The variable names of this data set are already pretty informative, but we can do a little better with labs (for labels). Observe:

ggplot(penguins, aes(x = body_mass_g)) +
    geom_histogram(binwidth = 250, boundary = 3500) +
    labs(title = "Distribution of body mass for adult foraging penguins near
         Palmer Station, Antarctica",
         x = "Body mass (in grams)",
         y = "Count")
## Warning: Removed 2 rows containing non-finite values (`stat_bin()`).

You can also see that we took the opportunity to mention the units of measurement (grams) for our variable in the x-axis label. This is good practice.

A quick note about formatting in R code chunks. Notice that I put different parts of the last ggplot command on their own separate lines. The command would still work if I did this:

ggplot(penguins, aes(x = body_mass_g)) + geom_histogram(binwidth = 250, boundary = 3500) + labs(title = "Distribution of body mass for adult foraging penguins near Palmer Station, Antarctica", x = "Body mass (in grams)", y = "Count")
## Warning: Removed 2 rows containing non-finite values (`stat_bin()`).

But it’s much harder to read. If you find that your code is “wrapping” to the next line, find some spots like commas or plus signs to break the code. Be sure to break the line after the comma or plus sign.

Exercise 11

Modify the following scatterplot by adding a title and labels for both the y-axis and x-axis.

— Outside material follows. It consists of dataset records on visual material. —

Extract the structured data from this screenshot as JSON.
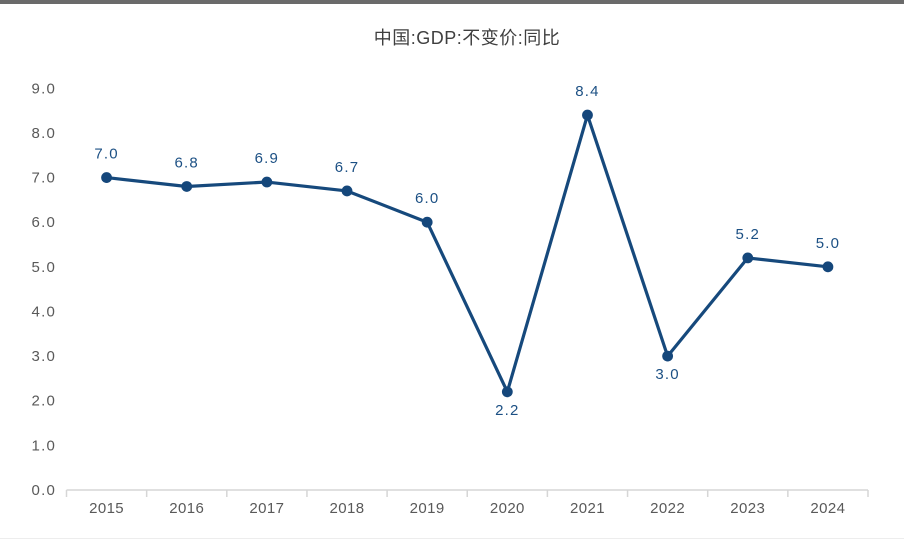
{
  "page": {
    "background": "#ffffff",
    "top_bar_color": "#6a6a6a",
    "bottom_line_color": "#ededed"
  },
  "chart_data": {
    "type": "line",
    "title": "中国:GDP:不变价:同比",
    "categories": [
      "2015",
      "2016",
      "2017",
      "2018",
      "2019",
      "2020",
      "2021",
      "2022",
      "2023",
      "2024"
    ],
    "series": [
      {
        "name": "中国:GDP:不变价:同比",
        "values": [
          7.0,
          6.8,
          6.9,
          6.7,
          6.0,
          2.2,
          8.4,
          3.0,
          5.2,
          5.0
        ],
        "point_labels": [
          "7.0",
          "6.8",
          "6.9",
          "6.7",
          "6.0",
          "2.2",
          "8.4",
          "3.0",
          "5.2",
          "5.0"
        ],
        "label_positions": [
          "above",
          "above",
          "above",
          "above",
          "above",
          "below",
          "above",
          "below",
          "above",
          "above"
        ],
        "color": "#16497C"
      }
    ],
    "xlabel": "",
    "ylabel": "",
    "ylim": [
      0,
      9
    ],
    "y_tick_step": 1.0,
    "y_tick_labels": [
      "0.0",
      "1.0",
      "2.0",
      "3.0",
      "4.0",
      "5.0",
      "6.0",
      "7.0",
      "8.0",
      "9.0"
    ],
    "grid": false,
    "legend_position": "none",
    "marker": "circle",
    "colors": {
      "line": "#16497C",
      "marker": "#15477B",
      "data_label": "#1C5084",
      "tick_label": "#595959",
      "title": "#3F3F3F",
      "axis_line": "#D6D6D6"
    }
  }
}
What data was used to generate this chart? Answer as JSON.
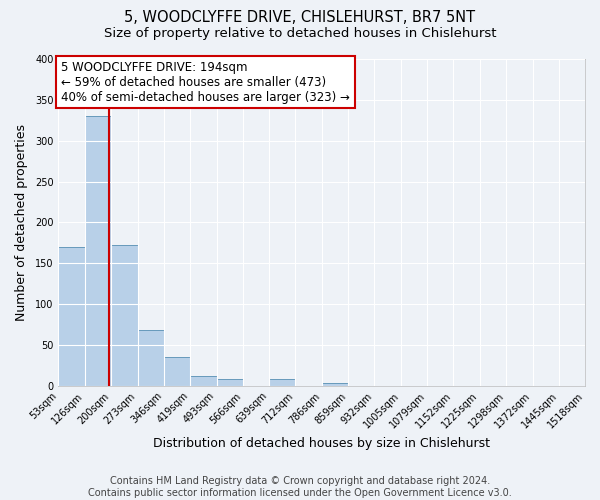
{
  "title": "5, WOODCLYFFE DRIVE, CHISLEHURST, BR7 5NT",
  "subtitle": "Size of property relative to detached houses in Chislehurst",
  "xlabel": "Distribution of detached houses by size in Chislehurst",
  "ylabel": "Number of detached properties",
  "bin_edges": [
    53,
    126,
    200,
    273,
    346,
    419,
    493,
    566,
    639,
    712,
    786,
    859,
    932,
    1005,
    1079,
    1152,
    1225,
    1298,
    1372,
    1445,
    1518
  ],
  "bin_labels": [
    "53sqm",
    "126sqm",
    "200sqm",
    "273sqm",
    "346sqm",
    "419sqm",
    "493sqm",
    "566sqm",
    "639sqm",
    "712sqm",
    "786sqm",
    "859sqm",
    "932sqm",
    "1005sqm",
    "1079sqm",
    "1152sqm",
    "1225sqm",
    "1298sqm",
    "1372sqm",
    "1445sqm",
    "1518sqm"
  ],
  "bar_heights": [
    170,
    330,
    172,
    68,
    35,
    12,
    9,
    0,
    8,
    0,
    4,
    0,
    0,
    0,
    0,
    0,
    0,
    0,
    0,
    0
  ],
  "bar_color": "#b8d0e8",
  "bar_edge_color": "#6699bb",
  "vline_x": 194,
  "vline_color": "#cc0000",
  "ylim": [
    0,
    400
  ],
  "yticks": [
    0,
    50,
    100,
    150,
    200,
    250,
    300,
    350,
    400
  ],
  "annotation_title": "5 WOODCLYFFE DRIVE: 194sqm",
  "annotation_line1": "← 59% of detached houses are smaller (473)",
  "annotation_line2": "40% of semi-detached houses are larger (323) →",
  "annotation_box_color": "#ffffff",
  "annotation_box_edge": "#cc0000",
  "footer1": "Contains HM Land Registry data © Crown copyright and database right 2024.",
  "footer2": "Contains public sector information licensed under the Open Government Licence v3.0.",
  "background_color": "#eef2f7",
  "grid_color": "#ffffff",
  "title_fontsize": 10.5,
  "subtitle_fontsize": 9.5,
  "axis_label_fontsize": 9,
  "tick_fontsize": 7,
  "footer_fontsize": 7,
  "ann_fontsize": 8.5
}
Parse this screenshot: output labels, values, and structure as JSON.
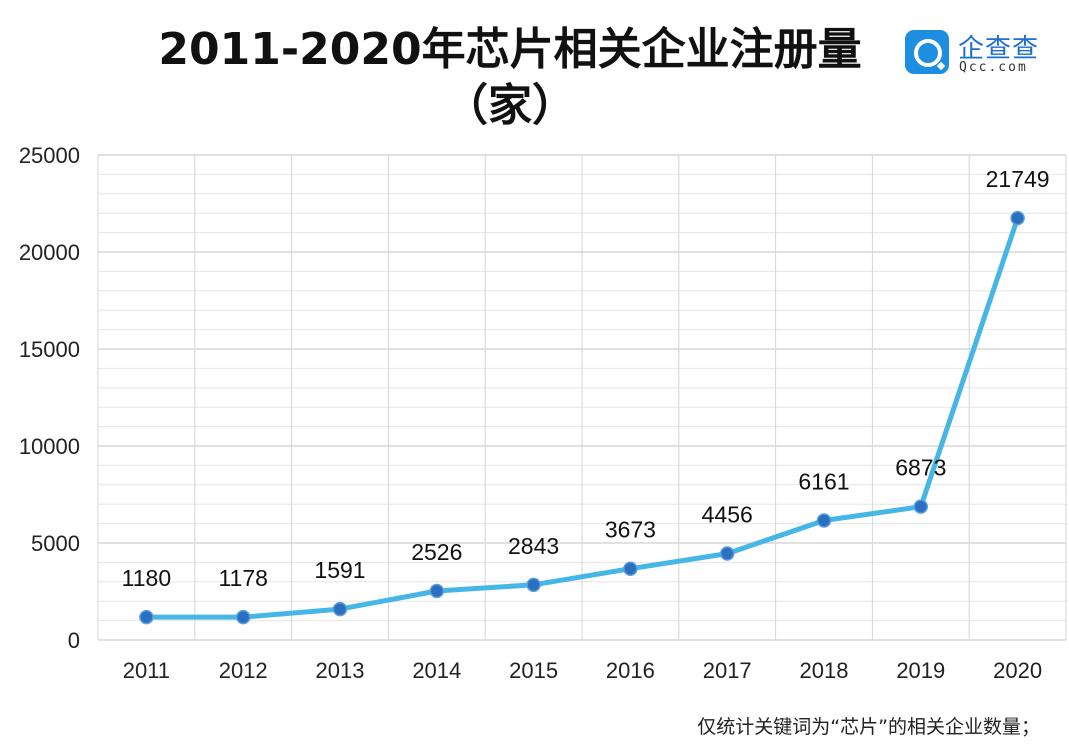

# Modify the following scatterplot by adding a title and 
# labels for both the y-axis and x-axis.
ggplot(penguins, aes(y = bill_length_mm, x = bill_depth_mm)) +
    geom_point()
## Warning: Removed 2 rows containing missing values (`geom_point()`).
Exercise 12

The previous scatterplot looked a little funny due to some odd groupings that we suspect (as usual) might be due to multiple species being measures. Add a new aesthetic (so, inside the parentheses following aes) to the following code to assign color = species. Comment on what you see.

# Modify the code below to add color = species
ggplot(penguins, aes(y = bill_length_mm, x = bill_depth_mm)) +
    geom_point()
## Warning: Removed 2 rows containing missing values (`geom_point()`).

Please write up your answer here.


Every part of the graph can be customized, from the color scheme to the tick marks on the axes, to the major and minor grid lines that appear on the background. We won’t go into all that, but you can look at the ggplot2 documentation online and search Google for examples if you want to dig in and figure out how to do some of that stuff. However, the default options are often (but not always) the best, so be careful that your messing around doesn’t inadvertently make the graph less clear or less appealing.

4.8 Conclusion

Summary statistics are simple numbers that describe and summarize data sets. Measures of center tell us where the “middle” of our numerical data lies, and measures of spread tell us how spread out our numerical data is. These measures should always be reported in pairs, for example the mean/standard deviation, or the median/IQR.

The ggplot2 package with its ggplot command is a very versatile tool for creating nice graphs relatively easily. For a single numerical variable, the standard graph type is a histogram. For two numerical variables, use a scatterplot. For a numerical response with a categorical predictor, use either a side-by-side boxplot or a stacked histogram.

4.8.1 Preparing and submitting your assignment

  1. From the “Run” menu, select “Restart R and Run All Chunks”.
  2. Deal with any code errors that crop up. Repeat steps 1–-2 until there are no more code errors.
  3. Spell check your document by clicking the icon with “ABC” and a check mark.
  4. Hit the “Preview” button one last time to generate the final draft of the .nb.html file.
  5. Proofread the HTML file carefully. If there are errors, go back and fix them, then repeat steps 1–5 again.

If you have completed this chapter as part of a statistics course, follow the directions you receive from your professor to submit your assignment.